Les gens sentent de plus en plus la nécessité d'un changement plus fondamental et que les problèmes auxquels ils sont confrontés sont ancrés dans l’ensemble du système économique et politique existant.

Ce sentiment est confirmé par le refus et l’incapacité de ces deux partis d'apporter une réponse aux questions sociales essentielles auxquelles les travailleurs sont confrontés – le chômage, la baisse des salaires et des revenus, les fermetures d’écoles, la destruction des retraites et des prestations de santé. Ils n’ont rien à offrir, sinon davantage d’austérité et davantage de répression.

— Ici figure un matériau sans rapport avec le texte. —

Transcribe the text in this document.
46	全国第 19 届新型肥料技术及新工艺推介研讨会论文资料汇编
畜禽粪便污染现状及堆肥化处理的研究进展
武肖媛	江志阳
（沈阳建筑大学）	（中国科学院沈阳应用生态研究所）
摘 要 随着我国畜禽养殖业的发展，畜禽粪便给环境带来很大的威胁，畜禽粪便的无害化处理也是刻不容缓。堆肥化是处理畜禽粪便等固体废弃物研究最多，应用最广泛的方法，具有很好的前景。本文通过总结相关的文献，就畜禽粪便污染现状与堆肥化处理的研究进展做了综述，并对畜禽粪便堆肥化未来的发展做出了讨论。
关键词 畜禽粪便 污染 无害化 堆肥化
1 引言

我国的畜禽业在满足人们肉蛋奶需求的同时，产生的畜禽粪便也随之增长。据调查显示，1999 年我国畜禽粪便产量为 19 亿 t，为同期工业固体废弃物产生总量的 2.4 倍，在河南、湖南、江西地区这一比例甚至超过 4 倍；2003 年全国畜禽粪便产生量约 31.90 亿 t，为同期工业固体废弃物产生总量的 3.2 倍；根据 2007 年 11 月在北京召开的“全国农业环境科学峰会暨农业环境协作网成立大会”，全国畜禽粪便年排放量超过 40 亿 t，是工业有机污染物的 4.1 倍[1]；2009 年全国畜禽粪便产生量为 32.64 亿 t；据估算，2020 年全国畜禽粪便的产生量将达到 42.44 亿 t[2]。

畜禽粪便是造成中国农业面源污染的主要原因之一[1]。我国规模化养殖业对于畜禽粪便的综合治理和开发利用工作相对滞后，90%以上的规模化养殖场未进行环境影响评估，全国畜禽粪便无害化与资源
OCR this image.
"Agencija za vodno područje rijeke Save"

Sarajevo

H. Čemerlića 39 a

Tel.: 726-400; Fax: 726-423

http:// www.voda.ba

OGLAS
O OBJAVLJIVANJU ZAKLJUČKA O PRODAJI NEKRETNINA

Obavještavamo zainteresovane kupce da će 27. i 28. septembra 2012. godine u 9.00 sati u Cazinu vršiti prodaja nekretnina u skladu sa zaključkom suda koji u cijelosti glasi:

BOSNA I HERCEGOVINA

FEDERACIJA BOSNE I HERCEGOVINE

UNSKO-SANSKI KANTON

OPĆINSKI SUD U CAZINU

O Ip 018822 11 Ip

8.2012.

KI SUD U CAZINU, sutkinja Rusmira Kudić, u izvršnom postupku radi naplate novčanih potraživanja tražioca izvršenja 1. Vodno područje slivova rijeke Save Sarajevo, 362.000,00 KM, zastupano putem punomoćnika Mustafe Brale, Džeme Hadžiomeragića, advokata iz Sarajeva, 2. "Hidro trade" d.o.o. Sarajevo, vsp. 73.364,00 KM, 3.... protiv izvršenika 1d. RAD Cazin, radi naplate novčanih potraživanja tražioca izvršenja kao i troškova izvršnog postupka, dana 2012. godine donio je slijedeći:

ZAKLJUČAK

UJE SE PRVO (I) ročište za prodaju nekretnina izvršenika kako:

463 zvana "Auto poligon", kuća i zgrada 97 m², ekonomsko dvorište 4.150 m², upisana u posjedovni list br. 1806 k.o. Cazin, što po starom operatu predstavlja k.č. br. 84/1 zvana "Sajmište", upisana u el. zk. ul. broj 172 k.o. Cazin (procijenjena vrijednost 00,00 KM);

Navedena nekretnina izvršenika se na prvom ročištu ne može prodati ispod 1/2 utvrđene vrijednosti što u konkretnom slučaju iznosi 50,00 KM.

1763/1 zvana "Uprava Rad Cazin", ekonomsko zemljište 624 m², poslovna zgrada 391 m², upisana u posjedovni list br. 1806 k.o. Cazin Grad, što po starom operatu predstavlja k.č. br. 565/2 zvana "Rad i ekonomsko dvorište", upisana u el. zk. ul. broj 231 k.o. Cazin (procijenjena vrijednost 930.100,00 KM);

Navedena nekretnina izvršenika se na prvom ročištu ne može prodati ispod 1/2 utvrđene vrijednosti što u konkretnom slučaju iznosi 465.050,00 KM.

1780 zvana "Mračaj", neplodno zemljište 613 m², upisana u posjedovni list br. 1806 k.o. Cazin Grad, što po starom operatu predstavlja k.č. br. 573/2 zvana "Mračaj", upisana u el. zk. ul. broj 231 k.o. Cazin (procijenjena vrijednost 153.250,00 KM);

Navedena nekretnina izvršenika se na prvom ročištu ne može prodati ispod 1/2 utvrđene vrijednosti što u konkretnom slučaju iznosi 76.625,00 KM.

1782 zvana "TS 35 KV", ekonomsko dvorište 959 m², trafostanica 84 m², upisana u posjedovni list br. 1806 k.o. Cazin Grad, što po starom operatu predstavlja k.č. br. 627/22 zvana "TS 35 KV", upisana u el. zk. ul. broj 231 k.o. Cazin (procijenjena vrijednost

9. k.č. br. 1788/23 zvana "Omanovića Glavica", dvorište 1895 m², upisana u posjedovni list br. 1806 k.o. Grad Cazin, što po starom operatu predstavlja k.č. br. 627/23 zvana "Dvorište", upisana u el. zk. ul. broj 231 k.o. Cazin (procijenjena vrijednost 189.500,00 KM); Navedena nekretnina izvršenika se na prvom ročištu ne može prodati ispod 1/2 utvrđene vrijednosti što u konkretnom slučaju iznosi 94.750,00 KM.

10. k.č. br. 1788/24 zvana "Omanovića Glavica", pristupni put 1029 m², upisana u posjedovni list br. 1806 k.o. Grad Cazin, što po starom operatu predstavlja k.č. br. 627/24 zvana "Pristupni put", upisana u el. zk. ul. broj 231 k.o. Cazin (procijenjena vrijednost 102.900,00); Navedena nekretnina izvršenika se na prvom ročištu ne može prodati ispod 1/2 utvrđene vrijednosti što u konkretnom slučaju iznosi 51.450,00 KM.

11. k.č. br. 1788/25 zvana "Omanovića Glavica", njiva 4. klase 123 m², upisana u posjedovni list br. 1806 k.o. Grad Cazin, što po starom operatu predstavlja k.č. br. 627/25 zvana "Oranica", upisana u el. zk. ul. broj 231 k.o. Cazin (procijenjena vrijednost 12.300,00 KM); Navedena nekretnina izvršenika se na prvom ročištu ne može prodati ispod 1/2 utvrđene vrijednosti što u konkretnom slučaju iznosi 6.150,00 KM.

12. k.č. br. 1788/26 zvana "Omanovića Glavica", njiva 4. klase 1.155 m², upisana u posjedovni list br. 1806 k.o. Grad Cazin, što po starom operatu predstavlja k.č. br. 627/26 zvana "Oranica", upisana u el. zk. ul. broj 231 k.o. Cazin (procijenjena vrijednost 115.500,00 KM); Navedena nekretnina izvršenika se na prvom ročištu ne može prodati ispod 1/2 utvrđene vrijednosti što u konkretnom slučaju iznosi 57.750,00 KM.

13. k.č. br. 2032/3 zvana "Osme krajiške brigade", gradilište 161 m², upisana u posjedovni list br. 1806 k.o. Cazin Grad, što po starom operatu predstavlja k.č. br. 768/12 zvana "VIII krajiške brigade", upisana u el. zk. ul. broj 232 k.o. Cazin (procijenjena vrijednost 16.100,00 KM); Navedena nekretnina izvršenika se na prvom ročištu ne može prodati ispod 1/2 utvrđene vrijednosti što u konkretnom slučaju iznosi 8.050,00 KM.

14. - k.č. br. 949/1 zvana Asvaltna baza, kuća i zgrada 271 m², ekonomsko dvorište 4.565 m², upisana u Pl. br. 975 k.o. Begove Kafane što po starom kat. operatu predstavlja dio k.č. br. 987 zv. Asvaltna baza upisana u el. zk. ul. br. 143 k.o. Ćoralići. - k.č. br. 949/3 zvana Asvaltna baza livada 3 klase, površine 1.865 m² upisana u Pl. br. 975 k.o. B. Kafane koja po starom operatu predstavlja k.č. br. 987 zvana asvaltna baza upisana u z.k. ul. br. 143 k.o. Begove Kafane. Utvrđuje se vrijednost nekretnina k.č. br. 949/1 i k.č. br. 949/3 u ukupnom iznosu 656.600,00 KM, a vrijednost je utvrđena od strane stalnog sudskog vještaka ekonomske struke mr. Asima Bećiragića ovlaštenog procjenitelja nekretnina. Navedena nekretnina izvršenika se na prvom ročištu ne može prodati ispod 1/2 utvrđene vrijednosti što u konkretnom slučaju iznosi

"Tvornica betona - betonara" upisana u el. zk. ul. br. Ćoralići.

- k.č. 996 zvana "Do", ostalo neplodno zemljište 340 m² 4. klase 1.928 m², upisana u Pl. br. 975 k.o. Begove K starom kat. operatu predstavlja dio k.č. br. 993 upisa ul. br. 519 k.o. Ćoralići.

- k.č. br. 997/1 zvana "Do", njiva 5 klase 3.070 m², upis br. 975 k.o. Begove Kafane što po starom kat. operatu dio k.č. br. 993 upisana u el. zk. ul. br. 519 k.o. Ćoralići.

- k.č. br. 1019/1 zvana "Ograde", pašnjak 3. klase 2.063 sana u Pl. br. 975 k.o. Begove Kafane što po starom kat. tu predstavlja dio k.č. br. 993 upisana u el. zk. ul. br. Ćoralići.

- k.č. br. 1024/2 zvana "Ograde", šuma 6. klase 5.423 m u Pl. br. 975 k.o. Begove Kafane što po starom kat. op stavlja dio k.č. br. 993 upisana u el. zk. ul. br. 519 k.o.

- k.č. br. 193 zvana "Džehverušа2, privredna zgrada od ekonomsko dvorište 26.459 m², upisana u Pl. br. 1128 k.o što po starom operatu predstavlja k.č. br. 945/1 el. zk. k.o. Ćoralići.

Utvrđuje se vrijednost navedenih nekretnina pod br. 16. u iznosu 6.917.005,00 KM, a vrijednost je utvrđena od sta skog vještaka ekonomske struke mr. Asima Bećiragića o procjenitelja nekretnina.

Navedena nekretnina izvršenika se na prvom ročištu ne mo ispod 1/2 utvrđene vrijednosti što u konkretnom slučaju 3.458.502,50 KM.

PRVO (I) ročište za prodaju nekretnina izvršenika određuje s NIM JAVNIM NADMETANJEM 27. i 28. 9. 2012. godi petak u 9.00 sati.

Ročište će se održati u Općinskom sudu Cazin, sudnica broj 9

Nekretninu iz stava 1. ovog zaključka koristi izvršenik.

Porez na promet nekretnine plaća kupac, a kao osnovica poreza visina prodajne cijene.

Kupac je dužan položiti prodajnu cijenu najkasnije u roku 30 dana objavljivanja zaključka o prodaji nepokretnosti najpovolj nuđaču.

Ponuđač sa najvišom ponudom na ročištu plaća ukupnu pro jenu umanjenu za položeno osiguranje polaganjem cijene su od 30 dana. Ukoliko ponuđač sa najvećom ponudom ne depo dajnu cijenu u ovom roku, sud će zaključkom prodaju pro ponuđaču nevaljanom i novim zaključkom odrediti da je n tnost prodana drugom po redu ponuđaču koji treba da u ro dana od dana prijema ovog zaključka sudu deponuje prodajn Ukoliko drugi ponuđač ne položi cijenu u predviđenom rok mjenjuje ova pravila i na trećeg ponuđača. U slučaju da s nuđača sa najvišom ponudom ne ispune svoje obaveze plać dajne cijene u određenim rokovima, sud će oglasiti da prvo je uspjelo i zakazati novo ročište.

La Réserve fédérale a publié son rapport un jour avant la publication par le Département du Travail des chiffres médiocres de l’emploi pour le mois d’août, montrant que l’économie américaine a créé moins d’emplois le mois dernier que tous les autres mois de l’année. Il montre de plus que 268.000 personnes ont été radiées des listes de demandeurs d’emploi, ce qui porte le taux de participation de la main d’œuvre américaine à son niveau le plus bas depuis quatre décennies et demi.

La réaction du gouvernement Obama et des Démocrates, qui se manifeste sous la forme d’un discours hebdomadaire à la Maison Blanche et qui a été tenu samedi dernier par le vice-président Joseph Biden, n’a fait que souligner le gouffre insurmontable qui sépare le gouvernement et la classe ouvrière.

Biden a salué le rapport sur l’emploi comme étant une justification de la politique du gouvernement. C’est, a-t-il dit, « un nouveau rappel des progrès que nous avons accomplis. » Biden a présenté Obama ainsi que lui-même comme les défenseurs de la « classe moyenne » américaine, cette construction mythique des politiciens et des universitaires capitalistes qui sont tétanisée à l’idée de reconnaître l’existence de la classe ouvrière.

Il n’a, bien sûr, fait aucune allusion au rapport de la Fed concernant l’appauvrissement de vastes sections de la population et l'enrichissement encore plus important de l’oligarchie financière. Il n’a pas non plus parlé des coupes drastiques dans les coupons alimentaires, ni de la suppression des allocations pour les chômeurs de longue durée, supervisées par lui-même et Obama.

L’alternative soumise aux travailleurs comme étant leur choix « démocratique » ce sont les Républicains qui sont encore plus durs et plus impitoyables dans leur défense des intérêts réactionnaires de l’élite patronale et financière.

Il est nécessaire de faire un bilan et de tirer les conclusions appropriées. Il n’y a pas d'autre moyen d'aller de l’avant pour les travailleurs et les jeunes que de rompre une bonne fois pour toutes avec les partis politiques existants et d'engager une lutte indépendante contre le système capitaliste.